Google Stored G-Suite Passwords in Plaintext
Following on the heels of revelations that Facebook stored hundreds of millions of user passwords unencrypted for years, Google announced last week that it too had stored passwords unprotected in plain text. In a statement, Google said that a small percentage of G-Suite users, including business and corporate accounts, were affected by a bug in a password recovery feature for administrators that left passwords unencrypted in the admin panel.
Normally, Google stores passwords as cryptographic hashes so that the company doesn’t actually know users’ passwords, but, as a result of the bug, some passwords were stored in plaintext and accessible by Google employees. The bug was in existence since 2005, meaning that an unknown number of passwords were being stored in plaintext over the course of 14 years, since the inception of “Google for Work.”
In a blog post, Google said that it is “working with enterprise administrators to ensure that their users reset their passwords” and that in the course of its investigation found “no evidence of improper access to or misuse of the affected G Suite credentials.” However, while troubleshooting G-Suite customer sign-up flows, it also found another bug, which was inadvertently introduced in January 2019, that stored unhashed passwords for new G-Suite customers for up to 14 days before being purged. That issue has also been fixed.
While Google has auto-reset all affected passwords, it is recommended that G-Suite administrators enable two-factor authentication company wide. If you have a G-Suite account, make sure to turn on two-factor authentication if you haven’t already.

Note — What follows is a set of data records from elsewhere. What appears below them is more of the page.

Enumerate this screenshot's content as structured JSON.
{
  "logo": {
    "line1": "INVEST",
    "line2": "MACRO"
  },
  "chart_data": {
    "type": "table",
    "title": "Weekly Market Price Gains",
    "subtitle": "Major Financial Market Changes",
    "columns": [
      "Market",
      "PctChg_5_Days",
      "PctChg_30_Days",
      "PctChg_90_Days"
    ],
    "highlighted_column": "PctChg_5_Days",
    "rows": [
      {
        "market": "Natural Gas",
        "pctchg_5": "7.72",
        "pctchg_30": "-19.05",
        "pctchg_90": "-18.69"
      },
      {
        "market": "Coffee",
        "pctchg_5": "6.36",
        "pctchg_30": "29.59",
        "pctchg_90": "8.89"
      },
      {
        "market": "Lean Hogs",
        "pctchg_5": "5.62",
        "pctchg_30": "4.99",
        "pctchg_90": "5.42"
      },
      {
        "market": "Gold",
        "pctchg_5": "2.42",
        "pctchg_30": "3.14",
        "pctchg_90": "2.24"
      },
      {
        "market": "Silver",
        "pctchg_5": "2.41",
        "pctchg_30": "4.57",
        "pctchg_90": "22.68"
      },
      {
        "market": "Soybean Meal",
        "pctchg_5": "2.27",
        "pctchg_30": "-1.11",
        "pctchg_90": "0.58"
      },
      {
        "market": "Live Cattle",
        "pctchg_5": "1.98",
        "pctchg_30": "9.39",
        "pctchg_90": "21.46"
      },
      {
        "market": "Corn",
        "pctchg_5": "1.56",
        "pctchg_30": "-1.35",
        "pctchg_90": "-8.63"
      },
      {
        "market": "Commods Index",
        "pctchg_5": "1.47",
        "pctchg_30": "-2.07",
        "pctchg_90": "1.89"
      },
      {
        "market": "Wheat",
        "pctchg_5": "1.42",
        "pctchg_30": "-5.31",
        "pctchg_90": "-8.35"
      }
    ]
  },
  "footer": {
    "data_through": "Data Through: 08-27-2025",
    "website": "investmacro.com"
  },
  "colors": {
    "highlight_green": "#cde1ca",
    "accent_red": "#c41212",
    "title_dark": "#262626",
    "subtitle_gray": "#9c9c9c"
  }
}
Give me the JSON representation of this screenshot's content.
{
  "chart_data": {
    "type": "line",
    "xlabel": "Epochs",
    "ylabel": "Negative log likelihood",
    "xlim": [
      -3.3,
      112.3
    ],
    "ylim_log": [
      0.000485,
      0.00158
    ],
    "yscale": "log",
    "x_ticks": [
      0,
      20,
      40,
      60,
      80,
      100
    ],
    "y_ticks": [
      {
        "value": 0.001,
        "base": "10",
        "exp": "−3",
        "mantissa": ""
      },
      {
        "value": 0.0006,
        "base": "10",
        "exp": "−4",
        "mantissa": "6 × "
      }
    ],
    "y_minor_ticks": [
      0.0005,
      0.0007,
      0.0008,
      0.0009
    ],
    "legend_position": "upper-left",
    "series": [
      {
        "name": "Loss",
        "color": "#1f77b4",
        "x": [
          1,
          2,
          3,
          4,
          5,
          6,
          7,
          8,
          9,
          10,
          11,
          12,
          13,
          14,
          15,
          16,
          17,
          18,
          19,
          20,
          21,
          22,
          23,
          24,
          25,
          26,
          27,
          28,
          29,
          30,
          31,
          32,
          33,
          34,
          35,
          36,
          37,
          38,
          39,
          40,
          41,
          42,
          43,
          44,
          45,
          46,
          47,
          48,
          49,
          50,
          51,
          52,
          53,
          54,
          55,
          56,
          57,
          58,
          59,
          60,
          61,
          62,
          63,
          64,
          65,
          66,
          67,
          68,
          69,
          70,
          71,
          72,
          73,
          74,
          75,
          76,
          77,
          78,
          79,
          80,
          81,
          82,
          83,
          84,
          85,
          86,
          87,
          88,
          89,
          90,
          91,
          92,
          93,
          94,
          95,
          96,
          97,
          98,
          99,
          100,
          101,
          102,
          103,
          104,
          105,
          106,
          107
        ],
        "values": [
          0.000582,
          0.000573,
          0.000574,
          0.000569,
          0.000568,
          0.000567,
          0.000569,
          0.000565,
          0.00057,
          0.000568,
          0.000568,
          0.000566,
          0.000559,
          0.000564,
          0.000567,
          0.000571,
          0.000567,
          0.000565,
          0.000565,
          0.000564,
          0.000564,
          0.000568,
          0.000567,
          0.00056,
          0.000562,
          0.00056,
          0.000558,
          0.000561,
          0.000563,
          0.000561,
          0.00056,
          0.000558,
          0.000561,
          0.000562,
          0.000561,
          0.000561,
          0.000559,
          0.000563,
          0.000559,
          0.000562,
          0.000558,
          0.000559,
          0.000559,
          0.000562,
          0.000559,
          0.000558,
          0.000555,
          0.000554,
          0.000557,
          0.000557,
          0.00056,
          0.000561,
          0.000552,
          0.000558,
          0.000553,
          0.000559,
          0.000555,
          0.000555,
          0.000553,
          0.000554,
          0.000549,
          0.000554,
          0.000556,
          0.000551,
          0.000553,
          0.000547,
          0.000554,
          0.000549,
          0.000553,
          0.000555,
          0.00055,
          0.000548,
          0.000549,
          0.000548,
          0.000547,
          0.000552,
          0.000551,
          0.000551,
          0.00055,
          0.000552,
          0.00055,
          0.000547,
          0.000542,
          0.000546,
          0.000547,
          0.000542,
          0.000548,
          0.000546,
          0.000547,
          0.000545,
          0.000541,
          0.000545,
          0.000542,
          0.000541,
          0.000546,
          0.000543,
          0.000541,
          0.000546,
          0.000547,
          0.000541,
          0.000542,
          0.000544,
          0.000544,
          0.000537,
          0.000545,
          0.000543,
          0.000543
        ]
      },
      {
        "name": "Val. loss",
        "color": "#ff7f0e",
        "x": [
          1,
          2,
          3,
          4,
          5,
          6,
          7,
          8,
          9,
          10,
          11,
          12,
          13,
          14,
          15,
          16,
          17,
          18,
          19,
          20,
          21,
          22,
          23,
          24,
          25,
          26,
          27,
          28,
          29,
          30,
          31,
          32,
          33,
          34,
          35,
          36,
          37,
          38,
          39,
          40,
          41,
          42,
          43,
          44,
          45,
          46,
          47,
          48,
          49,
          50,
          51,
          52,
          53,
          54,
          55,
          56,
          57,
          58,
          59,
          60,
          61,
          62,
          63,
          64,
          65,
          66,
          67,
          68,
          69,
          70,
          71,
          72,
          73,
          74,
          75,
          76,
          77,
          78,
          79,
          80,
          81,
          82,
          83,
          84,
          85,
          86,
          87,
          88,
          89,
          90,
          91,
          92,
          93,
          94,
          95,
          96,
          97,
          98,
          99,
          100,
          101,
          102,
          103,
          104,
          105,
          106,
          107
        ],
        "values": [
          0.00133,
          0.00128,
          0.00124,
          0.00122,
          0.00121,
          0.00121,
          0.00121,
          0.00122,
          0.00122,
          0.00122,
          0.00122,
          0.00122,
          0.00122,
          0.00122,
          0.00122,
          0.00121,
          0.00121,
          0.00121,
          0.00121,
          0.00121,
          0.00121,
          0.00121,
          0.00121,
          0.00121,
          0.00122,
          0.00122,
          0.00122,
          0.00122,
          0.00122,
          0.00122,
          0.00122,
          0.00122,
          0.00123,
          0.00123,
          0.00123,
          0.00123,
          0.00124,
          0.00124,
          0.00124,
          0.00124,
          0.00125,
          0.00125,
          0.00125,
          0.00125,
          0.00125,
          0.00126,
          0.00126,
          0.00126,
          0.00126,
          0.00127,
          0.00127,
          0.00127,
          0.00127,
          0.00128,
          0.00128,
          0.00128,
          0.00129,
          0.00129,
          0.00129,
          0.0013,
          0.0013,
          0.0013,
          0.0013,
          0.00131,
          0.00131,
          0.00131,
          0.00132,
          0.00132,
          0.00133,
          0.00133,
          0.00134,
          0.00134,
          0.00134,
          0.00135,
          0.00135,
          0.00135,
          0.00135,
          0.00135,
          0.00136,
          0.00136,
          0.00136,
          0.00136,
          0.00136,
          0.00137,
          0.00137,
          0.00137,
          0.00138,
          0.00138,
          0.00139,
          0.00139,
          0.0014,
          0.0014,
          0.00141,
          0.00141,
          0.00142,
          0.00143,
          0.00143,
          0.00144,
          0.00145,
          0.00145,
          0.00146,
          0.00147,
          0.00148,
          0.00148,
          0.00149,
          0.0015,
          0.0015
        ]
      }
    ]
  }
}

Stack Overflow Data Breach
Stack Overflow, a question and answer site for developers, acknowledged that user data was accessed by hackers in a data breach on May 5 “when a build deployed to the development tier for stackoverflow.com contained a bug, which allowed an attacker to log in to our development tier as well as escalate their access on the production version of stackoverflow.com,” according to Mary Ferguson, Stack Overflow’s vice president of engineering.
The company said that it “identified privileged web requests that the attacker made that could have returned IP address, names, and emails” for some of its public network users. No evidence was discovered that Stack Overflow’s teams, business, and enterprise customers were affected. According to the company, the breach was “quickly identified and we revoked their access network-wide, began investigating the intrusion, and began taking steps to remediate the intrusion.”
Stack Overflow is just the latest in a string of high profile data breaches, from Marriott's exposure of 500 million guest records to the massive data breach at Equifax that left more than 147 million Americans at increased risk of identity theft. More than 2.6 billion records were leaked or stolen in over 1,200 data breaches in 2018 alone, leading to $14.7 billion in losses due to identity fraud. Now, more than ever, it is vital that consumers take back control of their data and take the steps necessary to protect themselves online.